Error when compile cuda with ptx instruction 'ldmatrix' and 'mma'

I got error from the following code when I intended to use ldmatrix and mma instruction. PTX Docu says that 'ldmatrix' is introduced in PTX 6.5. So I doubt the the PTX version could be one reason. I'd like to know how do we find out which PTX version are we using? What other possibilities could be the reason for those errors?

    __device__ void
    runldmatrix(typet & D, unsigned addr){
      #if (defined(__CUDA_ARCH__) && (__CUDA_ARCH__ >= 750))
        int x, y, z, w;            
        asm volatile (
          "ldmatrix.sync.aligned.x4.m8n8.shared.b16 {%0, %1, %2, %3}, [%4];" 
          : "=r"(x), "=r"(y), "=r"(z), "=r"(w) 
          : "r"(addr));             
        reinterpret_cast<int4 &>(D) = make_int4(x, y, z, w);
      #else
        assert(0);
      #endif
    }

    __device__  void
    runmma(typet & d, typet const & a, 
                typet  const & b,typet const & c ){
                  
#if (defined(__CUDA_ARCH__) && (__CUDA_ARCH__ >= 750))                  
        unsigned const *A = reinterpret_cast<unsigned const *>(&a);
        unsigned const & B = reinterpret_cast<unsigned const &>(b);
        unsigned const *C = reinterpret_cast<unsigned const *>(&c);
        unsigned *D = reinterpret_cast<unsigned *>(&d);
        
          asm volatile(
              "mma.sync.aligned.m16n8k8.row.col.f16.f16.f16.f16 {%0,%1}, {%2,%3}, {%4}, {%5,%6};\n"
              : "=r"(D[0]), "=r"(D[1])
              : "r"(A[0]), "r"(A[1]), "r"(B), "r"(C[0]), "r"(C[1]));
#endif    
    }

/tmp/tmpxft_00002eb6_00000000-5_test_gemm.ptx, line 2637; error : Unknown modifier '.x4' ptxas

/tmp/tmpxft_00002eb6_00000000-5_test_gemm.ptx, line 2637; error : Unknown modifier '.m8n8' ptxas

/tmp/tmpxft_00002eb6_00000000-5_test_gemm.ptx, line 2637; error : Not a name of any known instruction: 'ldmatrix'

ptxas /tmp/tmpxft_000

02ee1_00000000-5_test_gemm.ptx, line 2611; error : Unknown modifier '.m16n8k8' ptxas /tmp/tmpxft_00002ee1_00000000-5_test_gemm.ptx, line 2611; error : Shape modifier required for instruction 'mma'

update:

I'm using 2080 Ti with CUDA 10.1, with the following cmake to ensure the computation ability of 7.5

cmake_minimum_required(VERSION 3.18)
project(Hello)
enable_language(CUDA)

add_executable(gunne test_gemm.cu)
target_include_directories(gunne PRIVATE include)
set_property(TARGET gunne PROPERTY CUDA_ARCHITECTURES 75)

Solution

Docu says that 'ldmatrix' is introduced in PTX 6.5. So I doubt the the PTX version could be one reason.

What other possibilities could be the reason for those errors?

Actually, that is the reason.
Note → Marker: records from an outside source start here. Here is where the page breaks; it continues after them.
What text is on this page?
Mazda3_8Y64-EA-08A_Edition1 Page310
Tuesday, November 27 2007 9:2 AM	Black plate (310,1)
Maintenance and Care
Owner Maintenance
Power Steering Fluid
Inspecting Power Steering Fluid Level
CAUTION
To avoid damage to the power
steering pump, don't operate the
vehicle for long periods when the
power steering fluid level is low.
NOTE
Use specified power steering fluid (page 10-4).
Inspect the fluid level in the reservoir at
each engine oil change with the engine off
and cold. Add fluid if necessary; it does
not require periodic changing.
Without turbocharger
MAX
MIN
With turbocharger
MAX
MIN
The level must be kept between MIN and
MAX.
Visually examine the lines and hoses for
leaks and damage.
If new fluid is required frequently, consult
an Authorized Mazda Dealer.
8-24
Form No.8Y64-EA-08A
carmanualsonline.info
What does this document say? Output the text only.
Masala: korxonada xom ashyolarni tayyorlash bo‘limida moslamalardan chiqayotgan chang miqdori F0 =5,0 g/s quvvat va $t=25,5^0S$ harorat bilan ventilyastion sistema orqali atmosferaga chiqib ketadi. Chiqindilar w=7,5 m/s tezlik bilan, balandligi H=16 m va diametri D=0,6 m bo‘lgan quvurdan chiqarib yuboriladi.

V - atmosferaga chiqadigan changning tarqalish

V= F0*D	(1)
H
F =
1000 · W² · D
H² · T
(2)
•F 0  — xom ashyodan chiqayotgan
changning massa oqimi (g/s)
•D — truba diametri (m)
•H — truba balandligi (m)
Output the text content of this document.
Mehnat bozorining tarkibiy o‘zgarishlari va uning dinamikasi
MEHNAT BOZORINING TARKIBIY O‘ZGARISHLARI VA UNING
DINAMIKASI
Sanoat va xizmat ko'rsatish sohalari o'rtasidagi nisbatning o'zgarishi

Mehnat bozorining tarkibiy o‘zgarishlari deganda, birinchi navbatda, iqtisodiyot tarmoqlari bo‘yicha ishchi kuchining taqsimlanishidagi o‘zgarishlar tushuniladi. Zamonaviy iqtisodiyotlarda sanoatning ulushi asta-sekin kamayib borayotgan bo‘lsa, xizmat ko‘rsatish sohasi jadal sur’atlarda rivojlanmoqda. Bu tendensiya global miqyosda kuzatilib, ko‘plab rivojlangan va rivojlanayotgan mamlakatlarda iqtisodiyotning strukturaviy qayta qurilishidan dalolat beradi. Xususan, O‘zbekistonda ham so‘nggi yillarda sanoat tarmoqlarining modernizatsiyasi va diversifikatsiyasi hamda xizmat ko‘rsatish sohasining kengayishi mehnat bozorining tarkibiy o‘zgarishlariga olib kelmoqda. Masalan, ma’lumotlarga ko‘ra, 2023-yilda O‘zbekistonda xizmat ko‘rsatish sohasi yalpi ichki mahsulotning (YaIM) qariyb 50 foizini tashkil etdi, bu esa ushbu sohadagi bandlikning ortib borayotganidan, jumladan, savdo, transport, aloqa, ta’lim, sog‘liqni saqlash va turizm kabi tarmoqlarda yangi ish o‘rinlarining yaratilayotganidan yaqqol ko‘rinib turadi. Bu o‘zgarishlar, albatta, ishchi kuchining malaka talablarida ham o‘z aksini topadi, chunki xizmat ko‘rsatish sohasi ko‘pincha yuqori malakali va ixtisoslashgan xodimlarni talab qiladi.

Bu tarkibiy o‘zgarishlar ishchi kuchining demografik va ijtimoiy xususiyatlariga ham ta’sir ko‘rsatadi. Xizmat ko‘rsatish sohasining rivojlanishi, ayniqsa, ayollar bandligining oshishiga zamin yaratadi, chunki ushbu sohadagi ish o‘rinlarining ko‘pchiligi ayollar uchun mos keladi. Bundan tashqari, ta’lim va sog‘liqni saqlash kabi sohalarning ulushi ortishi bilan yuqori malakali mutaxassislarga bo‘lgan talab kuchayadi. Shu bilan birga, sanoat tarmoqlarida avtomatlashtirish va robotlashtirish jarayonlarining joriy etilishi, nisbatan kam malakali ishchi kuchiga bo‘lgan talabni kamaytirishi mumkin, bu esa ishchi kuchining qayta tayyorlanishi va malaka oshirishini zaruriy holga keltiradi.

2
CUDA 10.1 (the most recent version of it) included PTX version 6.4.

If you search the PTX manual that shipped with that version of CUDA, there is no ldmatrix instruction.

Furthermore, if we look at the relevant section we observe that there is no m16n8k8 variant in that PTX version, for the mma.sync.aligned instruction.

It seems that all of your compile errors collapse down to these issues. When I provide a definition for typet (and #include <cassert>) the code will compile for me on e.g. CUDA 11.4

I'd like to know how do we find out which PTX version are we using?

I can think of at least a couple ways, there are probably others.

An "offline" method is: Assuming you are using a CUDA Version of 8.0 or newer, go to the cuda docs page, select the PTX manual, then notice at the top the notation:

PTX ISA (PDF) - v11.5.1 (older)

Click the older link, and it will take you to a page where you can select the versioned online documentation that corresponds to your CUDA version. Then select the PTX manual there, and it will indicate what version it is for.

An alternative method would be to compile any CUDA code using your toolchain to PTX (e.g. nvcc my_kernel_code.cu --ptx and study the resultant ptx file. Near the top it will have a notation like:

.version 7.4

This will tell you the PTX version your toolchain is generating.

I'm not suggesting your code is otherwise correct, merely that it can/will compile when using a suitable toolchain. You haven't provided a complete code, nor stated your intent, so I see no real point in going beyond this, but the usage of int variables with the .b16 instruction doesn't make much sense to me. It appears to compile, however.